You hear that? It’s the sound of LotGH fans waiting with baited breath for the wicked fun about to descend upon our heads. Yes we’re now getting down and dirty into the true war and intrigue of LotGH, and this episode sets up the start of it all. It may have been a relatively peaceful episode full of foreshadowing once again (in more than one way *eyes those invasion remarks*), but with what’s coming up next, the peace won’t last for long.
While Yang may have been dealt a terrible hand in leading a half stocked fleet of novice recruits against the Empire’s most impregnable fortress, this week showed why such a thing isn’t to be worried about.

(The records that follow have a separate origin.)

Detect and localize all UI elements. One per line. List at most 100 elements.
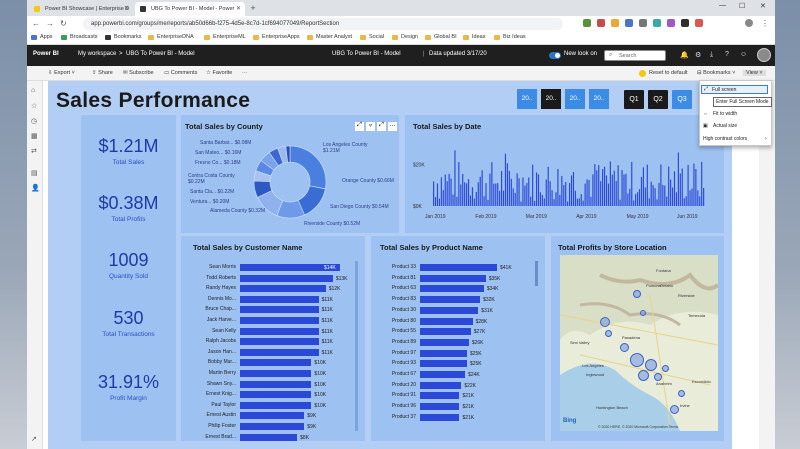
- date-bar[interactable]: [504, 153, 507, 206]
- date-bar[interactable]: [666, 196, 668, 206]
- quarter-slicer-button[interactable]: Q3: [672, 90, 692, 109]
- recent-icon[interactable]: ◷: [31, 117, 37, 125]
- date-bar[interactable]: [518, 178, 520, 206]
- profile-avatar[interactable]: [745, 19, 753, 27]
- date-bar[interactable]: [617, 165, 619, 206]
- map-bubble[interactable]: [640, 310, 646, 316]
- date-bar[interactable]: [697, 190, 699, 206]
- back-icon[interactable]: ←: [32, 19, 40, 28]
- bookmark-item[interactable]: Bookmarks: [105, 34, 142, 40]
- bar[interactable]: [240, 317, 319, 324]
- bar[interactable]: [420, 392, 460, 400]
- date-bar[interactable]: [485, 183, 487, 206]
- date-bar[interactable]: [557, 169, 559, 206]
- date-bar[interactable]: [701, 161, 703, 206]
- bar[interactable]: [420, 306, 479, 314]
- date-bar[interactable]: [499, 190, 501, 206]
- date-bar[interactable]: [535, 172, 538, 206]
- date-bar[interactable]: [491, 162, 493, 206]
- map-bubble[interactable]: [630, 353, 644, 367]
- extension-icon[interactable]: [611, 19, 619, 27]
- bookmark-folder[interactable]: Master Analyst: [307, 34, 352, 40]
- date-bar[interactable]: [588, 179, 590, 206]
- date-bar[interactable]: [584, 183, 586, 206]
- bar[interactable]: [420, 403, 460, 411]
- date-bar[interactable]: [613, 170, 615, 206]
- subscribe-button[interactable]: ✉ Subscribe: [123, 70, 154, 76]
- date-bar[interactable]: [598, 165, 600, 206]
- date-bar[interactable]: [510, 178, 512, 206]
- date-bar[interactable]: [703, 187, 705, 206]
- favorite-button[interactable]: ☆ Favorite: [206, 70, 232, 76]
- bar[interactable]: [240, 295, 319, 303]
- shared-icon[interactable]: ⇄: [31, 147, 37, 155]
- reload-icon[interactable]: ↻: [60, 19, 67, 28]
- date-bar[interactable]: [602, 169, 604, 206]
- search-input[interactable]: ⌕ Search: [604, 50, 666, 61]
- bar[interactable]: [240, 274, 333, 282]
- date-bar[interactable]: [545, 179, 547, 206]
- date-bar[interactable]: [434, 197, 437, 206]
- drill-icon[interactable]: ⤢: [355, 122, 364, 131]
- date-bar-chart[interactable]: $0K $20K Jan 2019 Feb 2019 Mar 2019 Apr 2019 M…: [405, 150, 723, 222]
- quarter-slicer-button[interactable]: Q1: [624, 90, 644, 109]
- date-bar[interactable]: [508, 170, 510, 206]
- more-options-button[interactable]: ···: [242, 70, 248, 76]
- comments-button[interactable]: ▭ Comments: [164, 70, 197, 76]
- date-bar[interactable]: [627, 193, 629, 206]
- map-bubble[interactable]: [645, 359, 657, 371]
- date-bar[interactable]: [650, 181, 652, 206]
- date-bar[interactable]: [534, 200, 536, 206]
- date-bar[interactable]: [436, 183, 439, 206]
- date-bar[interactable]: [460, 184, 462, 206]
- bookmark-folder[interactable]: Ideas: [463, 34, 485, 40]
- bar[interactable]: [240, 359, 312, 367]
- share-button[interactable]: ⇪ Share: [92, 70, 113, 76]
- date-bar[interactable]: [671, 187, 674, 206]
- date-bar[interactable]: [652, 185, 654, 206]
- map-bubble[interactable]: [600, 317, 610, 327]
- date-bar[interactable]: [549, 181, 551, 206]
- menu-icon[interactable]: ⋮: [761, 19, 769, 28]
- date-bar[interactable]: [481, 170, 483, 206]
- date-bar[interactable]: [637, 192, 639, 206]
- get-data-icon[interactable]: ↗: [31, 435, 37, 443]
- date-bar[interactable]: [530, 196, 532, 206]
- date-bar[interactable]: [631, 161, 633, 206]
- bar[interactable]: [240, 370, 312, 377]
- minimize-button[interactable]: —: [719, 2, 726, 9]
- date-bar[interactable]: [572, 172, 575, 206]
- date-bar[interactable]: [528, 177, 530, 206]
- bar[interactable]: [240, 338, 319, 346]
- bar[interactable]: [240, 348, 319, 356]
- bar[interactable]: [240, 327, 319, 335]
- date-bar[interactable]: [555, 192, 557, 206]
- date-bar[interactable]: [668, 166, 670, 206]
- date-bar[interactable]: [670, 179, 672, 206]
- breadcrumb-report[interactable]: UBG To Power BI - Model: [126, 51, 195, 57]
- more-options-icon[interactable]: …: [388, 122, 397, 131]
- feedback-icon[interactable]: ☺: [740, 51, 747, 58]
- bookmark-folder[interactable]: Global BI: [425, 34, 457, 40]
- date-bar[interactable]: [551, 190, 553, 206]
- date-bar[interactable]: [561, 175, 563, 206]
- date-bar[interactable]: [563, 185, 565, 206]
- date-bar[interactable]: [605, 175, 608, 206]
- help-icon[interactable]: ?: [725, 51, 729, 58]
- map-bubble[interactable]: [654, 373, 662, 381]
- date-bar[interactable]: [574, 190, 576, 206]
- date-bar[interactable]: [685, 196, 687, 206]
- bookmark-folder[interactable]: EnterpriseDNA: [148, 34, 194, 40]
- apps-icon[interactable]: ▦: [31, 132, 38, 140]
- date-bar[interactable]: [596, 170, 598, 206]
- date-bar[interactable]: [452, 194, 454, 206]
- extension-icon[interactable]: [625, 19, 633, 27]
- notifications-icon[interactable]: 🔔: [680, 51, 689, 59]
- map-bubble[interactable]: [670, 405, 679, 414]
- settings-icon[interactable]: ⚙: [695, 51, 701, 59]
- date-bar[interactable]: [642, 167, 644, 206]
- close-window-button[interactable]: ✕: [760, 2, 766, 10]
- my-workspace-icon[interactable]: 👤: [31, 184, 40, 192]
- date-bar[interactable]: [621, 169, 623, 206]
- date-bar[interactable]: [611, 174, 613, 206]
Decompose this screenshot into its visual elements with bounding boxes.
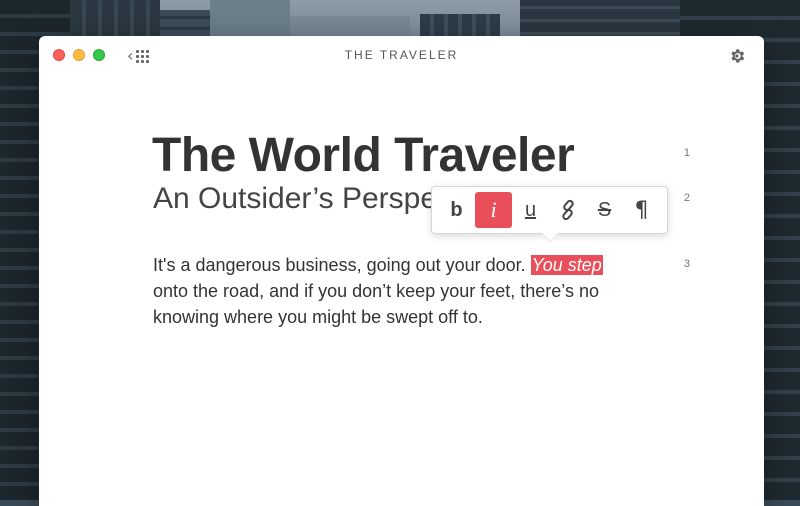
underline-button[interactable]: u bbox=[512, 192, 549, 228]
link-button[interactable] bbox=[549, 192, 586, 228]
document-body-paragraph[interactable]: It's a dangerous business, going out you… bbox=[153, 252, 633, 330]
document-subtitle[interactable]: An Outsider’s Perspe bbox=[153, 182, 437, 216]
italic-button[interactable]: i bbox=[475, 192, 512, 228]
window-title: THE TRAVELER bbox=[344, 48, 459, 62]
bold-button[interactable]: b bbox=[438, 192, 475, 228]
line-number: 3 bbox=[683, 258, 690, 270]
document-title[interactable]: The World Traveler bbox=[152, 128, 575, 183]
line-number: 2 bbox=[683, 192, 690, 204]
selected-text[interactable]: You step bbox=[530, 255, 603, 275]
app-window: ‹ THE TRAVELER The World Traveler An Out… bbox=[39, 36, 764, 506]
strikethrough-button[interactable]: S bbox=[586, 192, 623, 228]
paragraph-button[interactable]: ¶ bbox=[623, 192, 660, 228]
line-number: 1 bbox=[683, 147, 690, 159]
settings-button[interactable] bbox=[728, 47, 746, 65]
gear-icon bbox=[731, 49, 745, 63]
title-bar: ‹ THE TRAVELER bbox=[39, 36, 764, 74]
body-text: It's a dangerous business, going out you… bbox=[153, 255, 531, 275]
link-icon bbox=[561, 199, 574, 221]
body-text: onto the road, and if you don’t keep you… bbox=[153, 281, 599, 327]
format-toolbar: b i u S ¶ bbox=[431, 186, 668, 242]
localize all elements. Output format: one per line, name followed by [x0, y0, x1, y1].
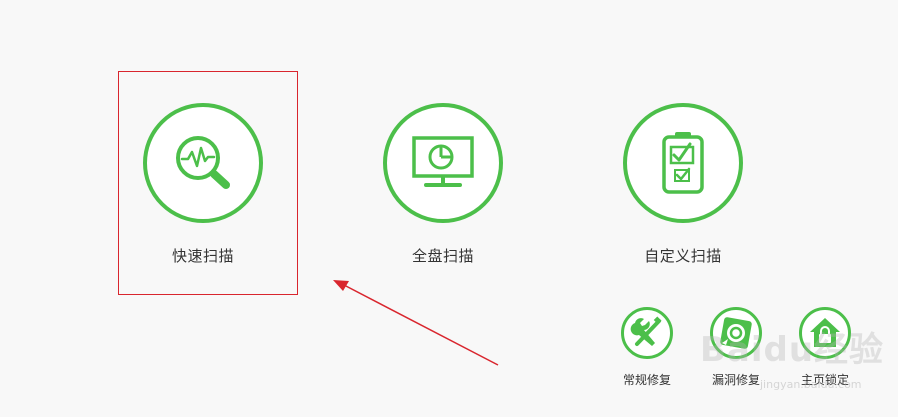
full-scan-circle — [383, 103, 503, 223]
homepage-lock-button[interactable]: 主页锁定 — [788, 307, 858, 389]
scan-panel: 快速扫描 全盘扫描 自定义扫描 常规修复 漏洞修复 主页锁定 Baidu经验 j… — [0, 0, 898, 417]
homepage-lock-label: 主页锁定 — [800, 373, 849, 387]
monitor-icon — [412, 136, 474, 187]
home-lock-icon — [810, 318, 840, 347]
wrench-screwdriver-icon — [630, 316, 662, 346]
general-repair-label: 常规修复 — [622, 373, 671, 387]
custom-scan-circle — [623, 103, 743, 223]
custom-scan-label: 自定义扫描 — [644, 247, 722, 265]
magnifier-pulse-icon — [176, 136, 230, 189]
general-repair-button[interactable]: 常规修复 — [610, 307, 680, 389]
shield-patch-icon — [720, 317, 752, 349]
vulnerability-repair-circle — [710, 307, 762, 359]
homepage-lock-circle — [799, 307, 851, 359]
quick-scan-label: 快速扫描 — [171, 247, 234, 265]
full-scan-button[interactable]: 全盘扫描 — [343, 0, 533, 290]
clipboard-check-icon — [662, 132, 704, 194]
quick-scan-button[interactable]: 快速扫描 — [103, 0, 293, 290]
quick-scan-circle — [143, 103, 263, 223]
custom-scan-button[interactable]: 自定义扫描 — [583, 0, 773, 290]
general-repair-circle — [621, 307, 673, 359]
vulnerability-repair-label: 漏洞修复 — [711, 373, 760, 387]
vulnerability-repair-button[interactable]: 漏洞修复 — [699, 307, 769, 389]
full-scan-label: 全盘扫描 — [411, 247, 474, 265]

Being handed a suicide mission (in all but name) gives a certain degree of leverage, and Yang wasted little opportunity in making the most of it. Competent subordinates were selected, the right adjutant assigned, and the star of the show introduced for all to see. Frederica and Walter von Shoenkopf are the important ones to watch here, because the former is going to assume a very big role in the future (just take a guess as to the reason), and the latter for the theatrics to come next week. It’s probably obvious what Yang’s strategy is to take down Iserlohn, but for those still confused, just remember the talk of Imperial uniforms, Walter’s Imperial origin, and that crafty scenario playing out in front of the fortress. Cannot beat down the walls through a direct attack or starve the place into submission? Why not try infiltration instead? Sneak Walter and his Rosen Ritter aboard, subdue the fortress leadership, take control of the station defense, and enjoy a victory with nary a casualty suffered.
Such a tactic of course is not perfect in the slightest as Yang and Walter both know. One wrong move (or defection) and the whole scheme goes out with a whimper. This, however, is where LotGH’s penchant for showcasing terrible leadership comes back into play. The two Imperial commanders (one for the fortress, the other for the fortress fleet) as well observed are the quintessential example of poor leadership choice and implementation: neither have overall command, both are out only for their personal glory (a common flaw of many high ranking officers), and both see the other as an obstacle to their own success. It’s basically the Falkenhayn-Conrad quagmire that plagued German-Austro-Hungarian relations through the first half of World War I, which becomes particularly ironic when it’s realized Admiral Seeckt (rocking the brown hair) is largely based off in looks and personality on the German General Seeckt, one man who spared little love (or personal pursuit of glory) on his Austrian counterparts. As Oberstein correctly points out the situation is likely a trap, but since neither admiral wants to be shown the loser in war and honour both, the chance at cautiously discerning the moment is lost. With Seeckt playing catchy catchy with Yang’s fleet, the Rosen Ritter will have ample opportunity to sneak aboard unmolested, and with all their training you can probably imagine how well it will go for the complacent fortress guard.
For the second of many times we are about to see how drastic the effects of incompetent (and exceptionally competent) leadership can be, and how quickly one wrong move can alter the outcome of an entire war. Yang may not have won the battle of Iserlohn in any manner yet, but when the dust of this engagement settles, the political map of LotGH will never be the same again.